Em tempos de crise climática, adaptar a realidade e fazer a integração lavoura-pecuária-floresta é extremamente relevante para os produtores. Em uma propriedade de 1.000 hectares, no Maranhão, a ILPF compõem um sistema diversificado. Lá o plantio de capim é consorciado com o milho depois da colheita da soja. O componente florestal é composto basicamente por eucaliptos e outras 12 espécies de árvores nativas. Com o sistema integrado aplicado há mais de 10 anos na propriedade, os produtores afirmam que não precisam mais se preocupar com a estiagem para manter o pasto e alimentar o gado. O ILPF é uma espécie de barreira natural que armazena o suficiente para manter a produção, mesmo com condições climáticas adversas. Agora, a área plantada conta com a resiliência ao estresse hídrico e a incorporação de matéria orgânica, o que melhora as condições do solo, resultando em fartura no pasto com efeitos diretos no rebanho. 

ILPF e produtividade na criação

Uma das vantagens dos sistemas de integração lavoura-pecuária-floresta é que os resultados são mensuráveis desde o início da implantação. De acordo com a Embrapa Agrossilvipastoril (MT), as novilhas que pastejam em sistemas sombreados apresentam menor incidência de contaminação do que aquelas que ficam em pastagens com menor carga de parasitas. Segundo pesquisa da Embrapa, mesmo com presença superior de nematoides em vida livre na pastagem em sistemas ILPF, as novilhas tiveram menor infestação de parasitas. 

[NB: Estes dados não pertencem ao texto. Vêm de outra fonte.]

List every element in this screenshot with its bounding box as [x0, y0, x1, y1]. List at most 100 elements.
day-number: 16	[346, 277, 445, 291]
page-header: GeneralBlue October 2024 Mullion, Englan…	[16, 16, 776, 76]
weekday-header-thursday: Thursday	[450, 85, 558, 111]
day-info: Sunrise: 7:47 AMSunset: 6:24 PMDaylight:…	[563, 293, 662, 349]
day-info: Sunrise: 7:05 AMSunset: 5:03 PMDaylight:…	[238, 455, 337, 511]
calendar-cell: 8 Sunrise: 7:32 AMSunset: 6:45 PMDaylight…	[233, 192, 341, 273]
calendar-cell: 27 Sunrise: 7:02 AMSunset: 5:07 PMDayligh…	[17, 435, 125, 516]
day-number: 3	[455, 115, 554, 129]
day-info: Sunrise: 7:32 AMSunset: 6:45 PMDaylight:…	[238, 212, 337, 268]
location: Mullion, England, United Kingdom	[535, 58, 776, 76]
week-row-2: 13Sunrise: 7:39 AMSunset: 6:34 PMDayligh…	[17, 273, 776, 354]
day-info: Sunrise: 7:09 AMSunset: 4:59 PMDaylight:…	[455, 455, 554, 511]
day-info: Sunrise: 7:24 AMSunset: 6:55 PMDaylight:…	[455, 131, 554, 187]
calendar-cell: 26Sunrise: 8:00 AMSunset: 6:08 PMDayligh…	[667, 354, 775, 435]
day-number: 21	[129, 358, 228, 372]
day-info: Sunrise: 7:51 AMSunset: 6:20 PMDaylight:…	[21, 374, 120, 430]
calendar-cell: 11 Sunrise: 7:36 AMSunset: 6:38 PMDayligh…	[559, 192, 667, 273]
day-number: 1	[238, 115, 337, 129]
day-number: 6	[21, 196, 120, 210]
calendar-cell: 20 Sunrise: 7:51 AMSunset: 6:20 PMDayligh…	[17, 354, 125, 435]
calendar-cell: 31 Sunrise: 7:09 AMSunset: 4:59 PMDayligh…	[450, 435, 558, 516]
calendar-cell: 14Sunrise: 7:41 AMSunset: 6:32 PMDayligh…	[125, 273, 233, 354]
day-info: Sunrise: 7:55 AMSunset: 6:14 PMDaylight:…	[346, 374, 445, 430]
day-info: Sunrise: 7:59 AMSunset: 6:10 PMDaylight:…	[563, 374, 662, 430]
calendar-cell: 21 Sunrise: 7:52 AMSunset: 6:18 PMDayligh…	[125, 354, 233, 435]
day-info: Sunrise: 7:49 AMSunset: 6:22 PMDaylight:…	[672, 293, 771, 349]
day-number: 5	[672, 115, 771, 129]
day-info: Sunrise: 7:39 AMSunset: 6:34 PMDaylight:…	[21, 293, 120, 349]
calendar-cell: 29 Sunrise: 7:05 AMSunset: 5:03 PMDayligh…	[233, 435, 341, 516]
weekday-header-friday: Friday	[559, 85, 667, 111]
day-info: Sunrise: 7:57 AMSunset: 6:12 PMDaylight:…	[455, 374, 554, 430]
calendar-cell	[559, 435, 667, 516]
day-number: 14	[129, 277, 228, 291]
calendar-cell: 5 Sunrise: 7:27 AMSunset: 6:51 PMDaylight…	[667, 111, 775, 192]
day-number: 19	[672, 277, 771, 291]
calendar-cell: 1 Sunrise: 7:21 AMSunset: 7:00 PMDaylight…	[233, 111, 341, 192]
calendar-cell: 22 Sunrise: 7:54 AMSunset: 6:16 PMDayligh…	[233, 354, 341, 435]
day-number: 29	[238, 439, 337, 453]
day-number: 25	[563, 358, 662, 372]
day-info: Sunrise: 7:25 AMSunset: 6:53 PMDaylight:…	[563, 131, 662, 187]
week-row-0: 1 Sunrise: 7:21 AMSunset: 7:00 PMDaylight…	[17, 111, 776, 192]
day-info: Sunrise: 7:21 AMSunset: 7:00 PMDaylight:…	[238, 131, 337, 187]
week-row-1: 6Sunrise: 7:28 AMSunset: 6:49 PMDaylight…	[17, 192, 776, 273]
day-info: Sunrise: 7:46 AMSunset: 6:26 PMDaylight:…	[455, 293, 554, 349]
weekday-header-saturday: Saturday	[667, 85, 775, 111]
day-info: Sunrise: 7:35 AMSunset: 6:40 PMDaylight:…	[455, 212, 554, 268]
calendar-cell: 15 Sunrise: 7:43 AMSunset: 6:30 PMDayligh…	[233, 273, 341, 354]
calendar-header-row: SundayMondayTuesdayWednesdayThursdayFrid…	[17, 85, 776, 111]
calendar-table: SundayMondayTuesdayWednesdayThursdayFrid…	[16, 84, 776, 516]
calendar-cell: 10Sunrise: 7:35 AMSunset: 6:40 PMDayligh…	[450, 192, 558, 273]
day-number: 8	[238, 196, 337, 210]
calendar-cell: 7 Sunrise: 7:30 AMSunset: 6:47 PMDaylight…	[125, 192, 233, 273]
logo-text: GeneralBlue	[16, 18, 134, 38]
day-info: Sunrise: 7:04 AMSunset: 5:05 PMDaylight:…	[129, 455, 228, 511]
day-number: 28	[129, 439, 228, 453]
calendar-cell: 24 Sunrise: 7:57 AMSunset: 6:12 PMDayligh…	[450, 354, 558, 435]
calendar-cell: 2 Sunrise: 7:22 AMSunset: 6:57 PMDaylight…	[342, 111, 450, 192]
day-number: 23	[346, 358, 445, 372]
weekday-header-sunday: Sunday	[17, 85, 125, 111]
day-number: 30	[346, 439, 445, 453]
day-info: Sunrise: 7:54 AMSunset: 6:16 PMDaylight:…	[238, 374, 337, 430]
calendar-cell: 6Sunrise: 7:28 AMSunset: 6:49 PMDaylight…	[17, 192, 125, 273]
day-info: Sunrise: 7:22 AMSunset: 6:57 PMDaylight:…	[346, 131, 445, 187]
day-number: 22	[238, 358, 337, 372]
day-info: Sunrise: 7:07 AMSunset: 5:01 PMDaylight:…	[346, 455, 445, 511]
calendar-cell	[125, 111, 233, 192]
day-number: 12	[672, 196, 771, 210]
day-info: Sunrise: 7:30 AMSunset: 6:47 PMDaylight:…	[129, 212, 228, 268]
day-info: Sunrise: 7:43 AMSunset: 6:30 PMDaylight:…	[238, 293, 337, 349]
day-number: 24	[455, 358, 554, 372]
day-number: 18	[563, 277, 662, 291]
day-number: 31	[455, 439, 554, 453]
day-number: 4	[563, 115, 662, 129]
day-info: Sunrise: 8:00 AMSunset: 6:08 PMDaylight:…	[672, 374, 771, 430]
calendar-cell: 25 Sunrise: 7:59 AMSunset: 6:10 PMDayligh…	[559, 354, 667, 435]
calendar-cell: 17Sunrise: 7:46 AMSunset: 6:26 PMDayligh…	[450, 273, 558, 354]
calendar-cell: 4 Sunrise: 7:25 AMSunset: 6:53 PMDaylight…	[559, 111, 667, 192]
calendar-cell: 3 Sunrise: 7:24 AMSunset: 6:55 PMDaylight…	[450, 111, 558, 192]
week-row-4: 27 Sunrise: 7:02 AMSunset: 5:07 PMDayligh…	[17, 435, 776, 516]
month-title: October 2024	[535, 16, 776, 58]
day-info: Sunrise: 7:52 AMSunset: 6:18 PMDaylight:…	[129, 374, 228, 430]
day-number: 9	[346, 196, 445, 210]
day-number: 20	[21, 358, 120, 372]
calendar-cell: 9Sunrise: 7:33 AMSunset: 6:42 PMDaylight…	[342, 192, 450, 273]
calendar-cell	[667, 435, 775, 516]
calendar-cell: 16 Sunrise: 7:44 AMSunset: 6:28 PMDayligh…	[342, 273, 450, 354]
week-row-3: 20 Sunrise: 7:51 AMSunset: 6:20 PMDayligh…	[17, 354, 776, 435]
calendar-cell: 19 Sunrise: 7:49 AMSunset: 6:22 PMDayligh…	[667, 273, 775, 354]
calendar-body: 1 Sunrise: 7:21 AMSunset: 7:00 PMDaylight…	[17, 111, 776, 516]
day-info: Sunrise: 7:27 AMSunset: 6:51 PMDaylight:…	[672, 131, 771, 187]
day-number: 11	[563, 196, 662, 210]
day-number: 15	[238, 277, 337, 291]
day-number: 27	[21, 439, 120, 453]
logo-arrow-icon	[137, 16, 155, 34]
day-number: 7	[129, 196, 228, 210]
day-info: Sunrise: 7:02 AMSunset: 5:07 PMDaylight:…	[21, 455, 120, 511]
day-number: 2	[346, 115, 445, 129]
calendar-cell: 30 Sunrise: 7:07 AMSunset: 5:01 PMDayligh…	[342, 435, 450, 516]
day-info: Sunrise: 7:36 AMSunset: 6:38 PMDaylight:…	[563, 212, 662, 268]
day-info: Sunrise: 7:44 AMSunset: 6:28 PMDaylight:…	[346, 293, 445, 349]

Para Luciano Lopes, pesquisador da Embrapa responsável pela pesquisa, novilhas da raça nelore em sistemas ILPF ganham mais peso, possuem maior precocidade sexual e, paralelamente, apresentam melhor resposta imunológica do que as criadas em outros sistemas. “Esse movimento, portanto, abre novas perspectivas sobre o manejo do rebanho nas propriedades rurais”, explicou Lopes. 

Os sistemas de integração lavoura-pecuária-floresta dizem respeito a benefícios ecológicos e econômicos para a manutenção das fazendas e lavouras, o que representa uma oportunidade para o Brasil explorar em tempos de crise climática global. Com a regulamentação do mercado de carbono, os créditos gerados pelo uso da terra no Brasil podem se tornar valiosos. Além disso, são importantes para o cumprimento das metas climáticas do país, assumidas no Acordo de Paris.